I’ve seen video ads claiming to show you a way towards passive income from other people’s videos somehow. Now it’s coming to open source projects…
Also, there’s this one guy who’s auto-uploading auto generated videos of stackoverflow questions and answers on youtube, like every few seconds. I think I saw it on one of DistroTube videos.
Ballmer’s microsoft atleast had some pride not to pester their users this way…
There used to be a post socialist era mindset that people from my country used to have back in the 90s. It’s simply that if you have to advertise for your product, it’s probably bad. And overprized because you were spending money on ads.
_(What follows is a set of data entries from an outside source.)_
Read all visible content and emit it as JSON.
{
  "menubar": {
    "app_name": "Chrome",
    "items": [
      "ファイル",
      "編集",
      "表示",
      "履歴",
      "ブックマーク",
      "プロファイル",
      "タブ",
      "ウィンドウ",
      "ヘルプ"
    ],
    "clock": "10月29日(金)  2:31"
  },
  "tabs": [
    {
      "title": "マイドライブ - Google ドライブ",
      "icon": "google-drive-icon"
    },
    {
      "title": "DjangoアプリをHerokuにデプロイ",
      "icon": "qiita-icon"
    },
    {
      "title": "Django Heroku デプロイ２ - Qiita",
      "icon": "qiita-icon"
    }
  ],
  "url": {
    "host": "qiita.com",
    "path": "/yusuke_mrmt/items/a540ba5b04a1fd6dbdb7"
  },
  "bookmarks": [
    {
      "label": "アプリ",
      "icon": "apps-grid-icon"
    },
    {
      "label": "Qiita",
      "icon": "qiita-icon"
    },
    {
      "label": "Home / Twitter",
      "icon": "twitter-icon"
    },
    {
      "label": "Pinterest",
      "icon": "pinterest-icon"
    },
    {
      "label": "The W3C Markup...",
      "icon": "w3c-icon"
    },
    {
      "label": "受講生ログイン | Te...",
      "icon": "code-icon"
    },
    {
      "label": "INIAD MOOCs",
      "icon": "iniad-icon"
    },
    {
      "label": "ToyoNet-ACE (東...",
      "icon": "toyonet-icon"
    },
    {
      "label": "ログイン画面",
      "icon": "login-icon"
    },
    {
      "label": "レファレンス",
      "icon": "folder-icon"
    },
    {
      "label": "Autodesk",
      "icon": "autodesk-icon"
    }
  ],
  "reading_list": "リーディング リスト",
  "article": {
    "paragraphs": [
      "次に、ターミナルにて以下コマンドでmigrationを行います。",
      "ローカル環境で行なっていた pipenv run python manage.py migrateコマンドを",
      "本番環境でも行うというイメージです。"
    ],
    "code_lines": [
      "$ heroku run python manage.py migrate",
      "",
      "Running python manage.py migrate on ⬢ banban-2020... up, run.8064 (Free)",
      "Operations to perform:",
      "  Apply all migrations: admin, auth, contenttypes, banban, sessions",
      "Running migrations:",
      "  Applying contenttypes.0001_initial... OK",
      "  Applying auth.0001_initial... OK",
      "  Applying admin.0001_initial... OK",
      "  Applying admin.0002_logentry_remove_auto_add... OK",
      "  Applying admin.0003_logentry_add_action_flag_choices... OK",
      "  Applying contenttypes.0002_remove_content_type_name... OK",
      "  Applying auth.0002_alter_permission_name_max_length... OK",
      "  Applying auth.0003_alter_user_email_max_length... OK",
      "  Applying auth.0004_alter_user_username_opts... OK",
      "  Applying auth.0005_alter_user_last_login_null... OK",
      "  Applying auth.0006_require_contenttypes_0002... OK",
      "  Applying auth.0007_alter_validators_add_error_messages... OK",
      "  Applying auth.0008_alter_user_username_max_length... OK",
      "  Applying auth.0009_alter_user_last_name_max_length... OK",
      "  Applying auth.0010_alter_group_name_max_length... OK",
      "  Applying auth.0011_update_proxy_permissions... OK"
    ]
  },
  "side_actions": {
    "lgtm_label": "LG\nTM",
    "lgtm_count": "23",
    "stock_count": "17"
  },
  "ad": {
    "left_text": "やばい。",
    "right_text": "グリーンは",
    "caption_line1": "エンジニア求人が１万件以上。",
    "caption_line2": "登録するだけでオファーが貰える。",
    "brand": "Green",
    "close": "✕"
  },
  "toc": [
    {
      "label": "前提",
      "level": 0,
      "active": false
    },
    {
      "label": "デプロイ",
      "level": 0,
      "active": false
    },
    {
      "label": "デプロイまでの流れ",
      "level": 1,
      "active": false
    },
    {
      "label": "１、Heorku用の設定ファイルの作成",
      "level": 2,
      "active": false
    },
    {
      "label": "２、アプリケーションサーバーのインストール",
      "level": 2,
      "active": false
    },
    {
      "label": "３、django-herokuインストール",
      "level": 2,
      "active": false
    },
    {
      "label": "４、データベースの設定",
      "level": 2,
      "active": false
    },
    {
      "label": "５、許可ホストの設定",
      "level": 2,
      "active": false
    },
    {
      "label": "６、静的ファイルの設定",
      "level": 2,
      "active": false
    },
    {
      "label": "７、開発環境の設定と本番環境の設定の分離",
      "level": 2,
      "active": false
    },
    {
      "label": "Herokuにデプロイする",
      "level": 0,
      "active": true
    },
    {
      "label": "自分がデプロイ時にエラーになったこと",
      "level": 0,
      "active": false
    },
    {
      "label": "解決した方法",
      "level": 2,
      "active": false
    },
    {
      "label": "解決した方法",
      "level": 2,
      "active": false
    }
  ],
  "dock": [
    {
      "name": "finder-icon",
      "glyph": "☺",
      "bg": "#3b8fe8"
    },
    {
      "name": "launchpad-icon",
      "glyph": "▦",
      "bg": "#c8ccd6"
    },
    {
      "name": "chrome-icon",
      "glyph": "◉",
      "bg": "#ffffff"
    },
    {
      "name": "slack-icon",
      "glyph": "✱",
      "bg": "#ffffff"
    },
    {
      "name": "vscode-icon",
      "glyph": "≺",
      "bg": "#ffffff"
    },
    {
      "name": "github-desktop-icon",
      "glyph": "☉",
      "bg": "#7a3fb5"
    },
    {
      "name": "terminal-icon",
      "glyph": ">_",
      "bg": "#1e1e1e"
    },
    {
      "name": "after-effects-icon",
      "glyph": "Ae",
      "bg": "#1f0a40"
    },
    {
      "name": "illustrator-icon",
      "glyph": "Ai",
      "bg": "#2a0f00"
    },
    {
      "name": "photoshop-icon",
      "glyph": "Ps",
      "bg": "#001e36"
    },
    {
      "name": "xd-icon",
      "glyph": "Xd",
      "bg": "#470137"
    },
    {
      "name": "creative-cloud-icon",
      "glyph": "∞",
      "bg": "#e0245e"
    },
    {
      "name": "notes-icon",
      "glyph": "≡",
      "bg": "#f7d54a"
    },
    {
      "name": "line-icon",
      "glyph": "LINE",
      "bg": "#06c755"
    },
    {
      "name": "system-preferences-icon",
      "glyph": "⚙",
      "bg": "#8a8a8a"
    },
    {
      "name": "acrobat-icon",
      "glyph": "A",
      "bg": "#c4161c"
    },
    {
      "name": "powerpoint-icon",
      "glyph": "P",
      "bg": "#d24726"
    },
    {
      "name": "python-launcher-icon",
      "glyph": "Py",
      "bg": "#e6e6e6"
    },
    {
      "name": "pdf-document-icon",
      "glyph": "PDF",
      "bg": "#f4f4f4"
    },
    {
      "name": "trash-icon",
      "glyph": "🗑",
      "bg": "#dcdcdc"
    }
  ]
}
I remember the older generation specifically bought unadvertised products recommended by people they knew.
Another aspect to consider is the term " invention is the mother of necessity" coined by Jared Diamon, in contrast to " neccessity is the mother of invension". A lot of technology either get discarded or used for something that the technology wasn’t originally intended. Hence the idea that inventions come first and the necessity for them follows later. Targetes technological innovation tenda to be very expensive and involves a lot of trial/error.
I believe this phenomenum doesn’t just apply to big innovations and inventions. It also applies to day to day problem solving and in your case, choosing the right technology for your work. Without prior experience and established norm, a technology that might completely makes sense to you for a certain kind of work, might not pan out in actual use.
Not and AI expert but I’ve never been convinced by AI that’s trained on human provided data. It’s just gonna be garbage in, garbage out. To get something substantially useful from AI, it needs to be… axiomatic, I guess. A few years ago, there was Alpha Zero learning only the rules of chess but within just a few hours, it learned all the chess openings/theories that took human chess masters centuries to formulate. It even has it’s own effective opening lines that used to be considered wasteful/unsound before. Granted chess game rules and win conditions are relatively simple compared to real life problems. So may be, it’s too early for general purpose AI research to billions into.
I absolutely despise these implied “trick question” mentality that HR and job market shills have.